Emevî Camisi’nde namaz kılan MİT Başkanı Kalın’ın, namazdan sonra HTŞ lideri Colani’nin sürdüğü araçta olması Suriye’nin gelecekte demokratik, seküler ve özgür olacağının bir işaretidir. YPG’nin Türkiye’den giden PKK’lılardan arındırılması, Batılı ülkelerden Suriye’ye giden DEAŞ’lıların geri gönderilerek Fırat’ın doğusunun teröristlerden temizlenmesi, İran’ın uzun yıllardır nüfuz ettiği Suriye toplumunun bazı kesimlerinin ötekileştirilmemesi, ABD’nin 900 askerinin geri döndürülmesi gibi temennilerimiz umarım gerçekleşir. Akabe’deki Arap bakanlar toplantısında Fidan’ın da ifade ettiği gibi; “Terörden arındırılmış, azınlıkların kötü muamele görmediği, kitle imha silahlarının olmadığı, bölge ülkelerini tehdit etmeyen bir Suriye hepimizin gönlünde yatmaktadır.” Türkiye’nin ABD ile anlaşarak Suriye’de Esed rejimine son verilmesini sağladığı iddiaları ise çok yanıltıcı ve yanlıştır. Zira Türkiye, Fidan’ın da belirttiği gibi, Rusya ve İran ile anlaşarak Esed’i ve onun zulmünü sonlandırarak Suriyelilerin vatanlarına dönmelerini sağlamıştır.

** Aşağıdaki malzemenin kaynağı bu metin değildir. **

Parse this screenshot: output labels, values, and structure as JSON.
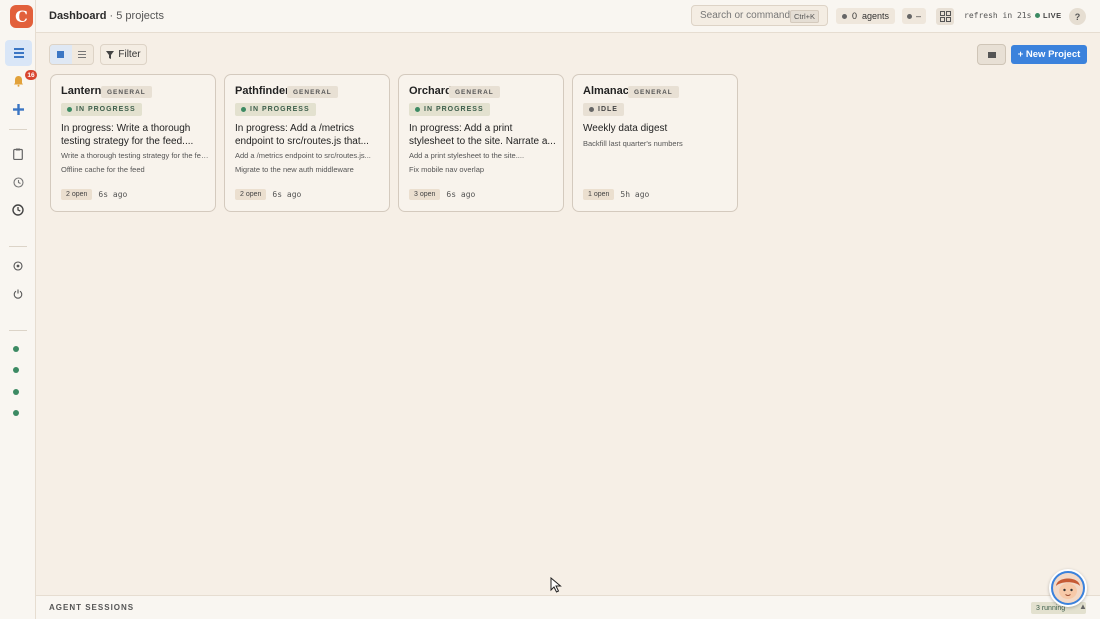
{
  "app": {
    "logo_letter": "C",
    "accent": "#e2603b",
    "primary": "#3b82dc",
    "live_color": "#3c8a63"
  },
  "sidebar": {
    "badge_count": "16",
    "items": [
      {
        "icon": "grid-icon",
        "active": true
      },
      {
        "icon": "bell-icon"
      },
      {
        "icon": "plus-icon"
      },
      {
        "icon": "clipboard-icon"
      },
      {
        "icon": "history-icon"
      },
      {
        "icon": "clock-icon"
      },
      {
        "icon": "target-icon"
      },
      {
        "icon": "power-icon"
      }
    ],
    "status_dots": 4
  },
  "header": {
    "title": "Dashboard",
    "subtitle": "· 5 projects",
    "search_placeholder": "Search or command...",
    "search_shortcut": "Ctrl+K",
    "agents_count": "0",
    "agents_label": "agents",
    "status_value": "–",
    "refresh_text": "refresh in 21s",
    "live_label": "LIVE",
    "help_label": "?"
  },
  "toolbar": {
    "filter_label": "Filter",
    "new_project_label": "+ New Project"
  },
  "projects": [
    {
      "name": "Lantern",
      "tag": "GENERAL",
      "state": "IN PROGRESS",
      "description": "In progress: Write a thorough testing strategy for the feed....",
      "line1": "Write a thorough testing strategy for the feed...",
      "line2": "Offline cache for the feed",
      "open": "2 open",
      "ago": "6s ago"
    },
    {
      "name": "Pathfinder",
      "tag": "GENERAL",
      "state": "IN PROGRESS",
      "description": "In progress: Add a /metrics endpoint to src/routes.js that...",
      "line1": "Add a /metrics endpoint to src/routes.js...",
      "line2": "Migrate to the new auth middleware",
      "open": "2 open",
      "ago": "6s ago"
    },
    {
      "name": "Orchard",
      "tag": "GENERAL",
      "state": "IN PROGRESS",
      "description": "In progress: Add a print stylesheet to the site. Narrate a...",
      "line1": "Add a print stylesheet to the site....",
      "line2": "Fix mobile nav overlap",
      "open": "3 open",
      "ago": "6s ago"
    },
    {
      "name": "Almanac",
      "tag": "GENERAL",
      "state": "IDLE",
      "description": "Weekly data digest",
      "line1": "Backfill last quarter's numbers",
      "line2": "",
      "open": "1 open",
      "ago": "5h ago"
    }
  ],
  "footer": {
    "label": "AGENT SESSIONS",
    "running": "3 running"
  }
}
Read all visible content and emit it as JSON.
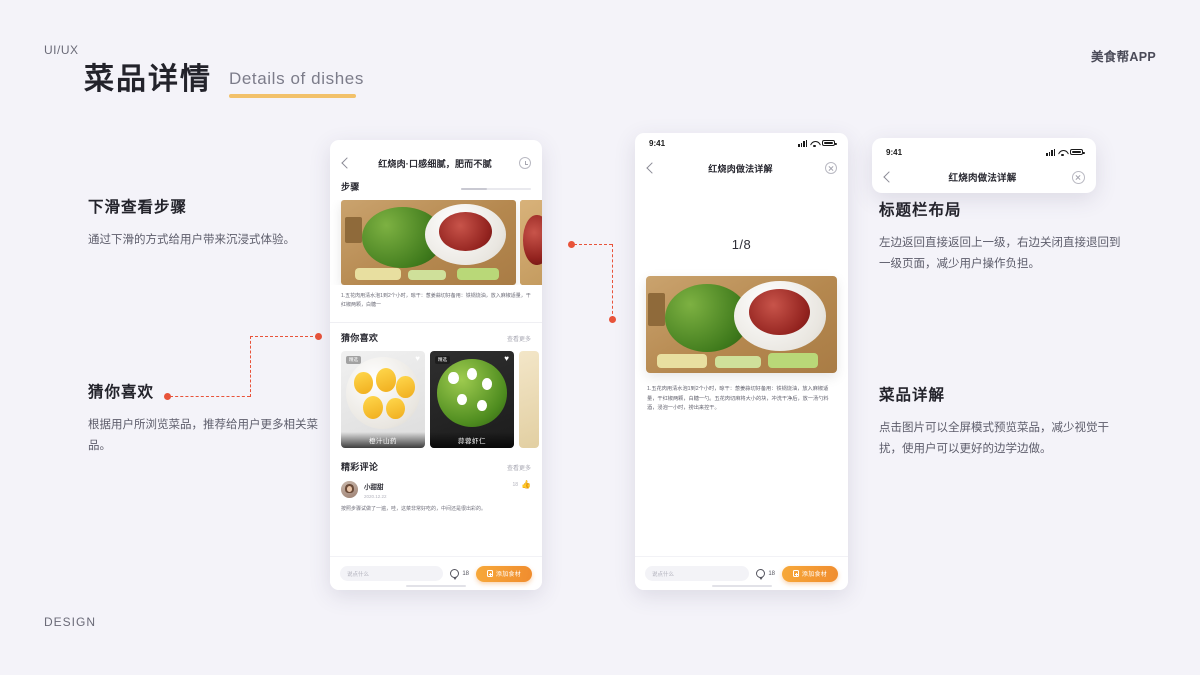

Yükselen yumuşak güç olarak Türkiye, çok önemli başka bir diplomatik başarıya da geçtiğimiz hafta imza atarak savaşın eşiğine gelen Etiyopya ve Somali’yi barıştırmıştır. Yaklaşık bir yıldır süren anlaşmazlık, Dışişleri’mizin büyük başarısıyla çözüme kavuşmuş, önemli enerji yolları üzerinde bulunan iki ülkeyi bir araya getirmiştir. Ülkemizle, hükûmetimizle ve Dışişleri’mizle ne kadar övünsek azdır.